Hal ini disampaikan dalam Media Briefing Pelindungan Kelompok Perempuan Pasca Disahkannya Revisi Kedua UU ITE, yang diadakan di Akmani Hotel, Jakarta, Rabu (20/11) oleh Lembaga Bantuan Hukum Asosiasi Perempuan Indonesia untuk Keadilan (LBH APIK) Jakarta.

Pembicara di dalam media briefing terdiri dari Christine Constanta (LBH APIK Jakarta), Nenden Arum (SAFEnet), dan Nurina Savitri (Amnesty International Indonesia).

Christine Constanta, selaku pendamping hukum di LBH APIK Jakarta, mengungkapkan bahwa banyak perempuan korban kekerasan seksual justru dilaporkan balik ketika berusaha mencari keadilan. "Relasi kuasa sering membuat korban menjadi pihak yang dilaporkan, terutama dengan dalih pencemaran nama baik," jelas Christine.

Ia menambahkan, ketakutan ini menciptakan efek jera sosial yang menghambat perempuan dalam menyuarakan pengalaman mereka, terutama di media sosial. Dalam situasi seperti ini, banyak korban memilih untuk tetap diam daripada menghadapi risiko kriminalisasi.

Data SAFEnet mencatat, terdapat 128 kasus kriminalisasi menggunakan UU ITE dari Januari hingga Oktober 2024. Menunjukkan bahwa tren kriminalisasi tidak mengalami perubahan signifikan meskipun telah dilakukan revisi. Nenden menilai perubahan yang dilakukan oleh pemerintah tidak menyentuh akar masalah.

"Meski UU ITE telah direvisi, banyak pelanggaran tetap terjadi. Beberapa draf revisi bahkan disusun secara tertutup tanpa melibatkan publik," ungkap Nenden.

Dikatakan, revisi ini seharusnya memastikan bahwa korban kekerasan seksual tidak lagi dikriminalisasi. Namun, kenyataannya banyak korban yang justru menjadi sasaran.

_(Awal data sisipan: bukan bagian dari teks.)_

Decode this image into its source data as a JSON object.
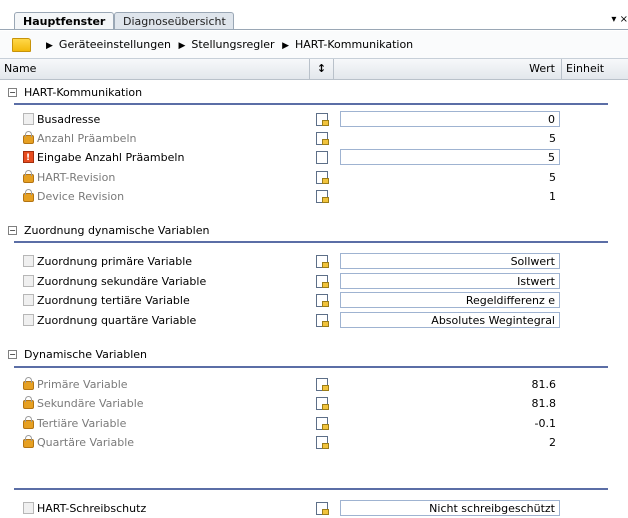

Nenden menekankan pentingnya transparansi dalam proses revisi undang-undang untuk melindungi korban secara efektif.

Kemudian, Nenden menjabarkan pasal-pasal dalam UU ITE yang kerap kali digunakan untuk membungkam kebebasan berekspresi, hingga mengkriminalisasi korban kekerasan seksual. Salah satunya Pasal 27A UU ITE terkait pencemaran nama baik.

“Jadi, konon katanya pasal itu tetap ada untuk mengisi gap (kekosongan) aturan, kata orang-orang DPR waktu itu, dan katanya perumusannya sudah lebih baik, tapi nyatanya tetap menjadi pasal paling banyak digunakan untuk mengkriminalisasi,” ungkap Nenden.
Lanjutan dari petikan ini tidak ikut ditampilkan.